Calories in, calories out, right? Eat less and move more. Those are the two foundational rules of weight loss and weight management. There really can be no argument, they are true. But why do our bodies seem to defy them?
I’ve had a fever for four days. Picked up some viral thing I guess, very odd for summertime. I woke up this morning with that fever headache and body aches finally gone. I’ve really felt awful; I’ve had zero appetite and just sipped tea the last few days. Fever usually causes weight loss due to the elevated internal body temperature. Energy expense is the production of heat and while being sick is not the way you’d want to do it, your metabolism will be higher while your body is fighting sickness. We’ve all had the experience of losing weight when we’ve been ill.
I’m quite judicious about using the scale. I do not weigh on any particular schedule, just when I think I should check in and see where I am. So I was interested today to see the effects of four days with a body temperature above 100°.
No change. Nope, my weight is still where it’s been! And yes, I do think that’s rather confounding!
If you’re a regular reader you know what’s been going on for the past year. I am approaching the one year anniversary of the publication of my book. While I was writing it, I went through a period of time when I worked very obsessively. I became extremely sedentary for an extended period of time and I indulged in eating convenience foods. By the time I was done with the book, I had GAINED 20lbs from writing a weight loss book! The first regain I’d ever experienced!!!
Since 2006, my weight has been absolutely stable in the 170s. I gained up to the 190s. Returning to a regular routine, I went back to my very simple, primarily vegetarian diet and I attempted to modify my exercise. My weight didn’t budge! I spent a month with my parents in Florida and I had the opportunity to ride a bike at a high intensity for 20 miles every day. By the time I was back in Chicago, I’d dropped down to the 180s. OK, nice improvement.

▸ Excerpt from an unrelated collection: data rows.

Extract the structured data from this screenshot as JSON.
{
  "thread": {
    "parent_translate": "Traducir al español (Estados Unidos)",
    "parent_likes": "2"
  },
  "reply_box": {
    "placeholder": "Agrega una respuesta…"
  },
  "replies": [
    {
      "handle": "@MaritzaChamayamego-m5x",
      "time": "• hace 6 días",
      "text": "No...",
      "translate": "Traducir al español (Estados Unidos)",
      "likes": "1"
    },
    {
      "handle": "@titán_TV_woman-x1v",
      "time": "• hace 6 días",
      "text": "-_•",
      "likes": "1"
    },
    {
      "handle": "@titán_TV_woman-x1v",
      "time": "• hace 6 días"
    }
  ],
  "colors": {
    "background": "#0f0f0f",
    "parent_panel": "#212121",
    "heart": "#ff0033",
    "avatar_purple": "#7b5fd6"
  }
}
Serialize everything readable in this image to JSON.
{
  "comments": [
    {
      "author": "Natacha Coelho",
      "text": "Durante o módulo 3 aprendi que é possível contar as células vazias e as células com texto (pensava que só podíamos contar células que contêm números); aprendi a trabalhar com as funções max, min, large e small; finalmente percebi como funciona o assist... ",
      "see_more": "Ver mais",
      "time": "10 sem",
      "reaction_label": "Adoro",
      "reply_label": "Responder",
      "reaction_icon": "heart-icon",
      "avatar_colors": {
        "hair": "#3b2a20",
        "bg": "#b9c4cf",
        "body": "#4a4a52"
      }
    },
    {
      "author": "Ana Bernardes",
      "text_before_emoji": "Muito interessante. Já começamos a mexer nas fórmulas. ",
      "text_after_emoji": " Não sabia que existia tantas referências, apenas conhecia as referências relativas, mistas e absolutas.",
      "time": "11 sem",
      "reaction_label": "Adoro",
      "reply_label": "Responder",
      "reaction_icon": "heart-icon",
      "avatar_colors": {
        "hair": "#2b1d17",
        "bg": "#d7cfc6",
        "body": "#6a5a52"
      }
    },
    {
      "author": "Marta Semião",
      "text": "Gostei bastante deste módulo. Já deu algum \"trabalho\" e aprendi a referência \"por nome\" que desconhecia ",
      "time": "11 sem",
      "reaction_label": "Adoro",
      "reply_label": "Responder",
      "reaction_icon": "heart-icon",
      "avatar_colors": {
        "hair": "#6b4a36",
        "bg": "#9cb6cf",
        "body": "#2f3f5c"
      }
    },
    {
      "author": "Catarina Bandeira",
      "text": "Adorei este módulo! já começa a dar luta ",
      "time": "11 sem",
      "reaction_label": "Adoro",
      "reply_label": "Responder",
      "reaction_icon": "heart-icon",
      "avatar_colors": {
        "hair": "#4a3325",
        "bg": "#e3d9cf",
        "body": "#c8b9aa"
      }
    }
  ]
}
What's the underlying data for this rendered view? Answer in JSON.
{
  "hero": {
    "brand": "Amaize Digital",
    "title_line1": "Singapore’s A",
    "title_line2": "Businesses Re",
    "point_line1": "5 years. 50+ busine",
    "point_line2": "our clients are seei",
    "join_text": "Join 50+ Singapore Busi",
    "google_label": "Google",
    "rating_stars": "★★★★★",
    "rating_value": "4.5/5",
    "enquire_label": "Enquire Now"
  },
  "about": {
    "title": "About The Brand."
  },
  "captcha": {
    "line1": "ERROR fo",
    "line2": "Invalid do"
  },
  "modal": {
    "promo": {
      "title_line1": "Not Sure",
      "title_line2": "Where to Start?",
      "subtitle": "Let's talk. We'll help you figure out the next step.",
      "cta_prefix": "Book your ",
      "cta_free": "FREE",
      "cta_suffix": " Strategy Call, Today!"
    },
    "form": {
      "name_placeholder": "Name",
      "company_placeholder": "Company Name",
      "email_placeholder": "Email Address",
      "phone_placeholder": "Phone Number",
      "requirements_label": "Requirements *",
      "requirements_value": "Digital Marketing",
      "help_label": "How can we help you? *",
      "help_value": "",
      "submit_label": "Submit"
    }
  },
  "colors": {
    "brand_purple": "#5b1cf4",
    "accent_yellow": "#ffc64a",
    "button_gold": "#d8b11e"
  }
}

Here’s where we find ourselves questioning what are supposed to be those “rules” of weight management and weight loss. As always, I’m handy to use as my own example but I’m sure many of you are going to relate! There’s no question I put weight on during that period due to inactivity and poor eating. That’s definite! But afterward, a return to my regular routine maintained my weight and even changes to my exercise routine were not sufficient to achieve a calorie deficit to result in weight loss. It took an EXTREME change in my activity level to get the scale to budge! And now we can take that a step further. Since I’ve been home, my usual routine has continued to maintain my current weight! I must admit I’ve been very relieved by that. I was very concerned the weight would pop right back on as soon as I stopped tearing around my parent’s gated community on my mom’s one-speed bike.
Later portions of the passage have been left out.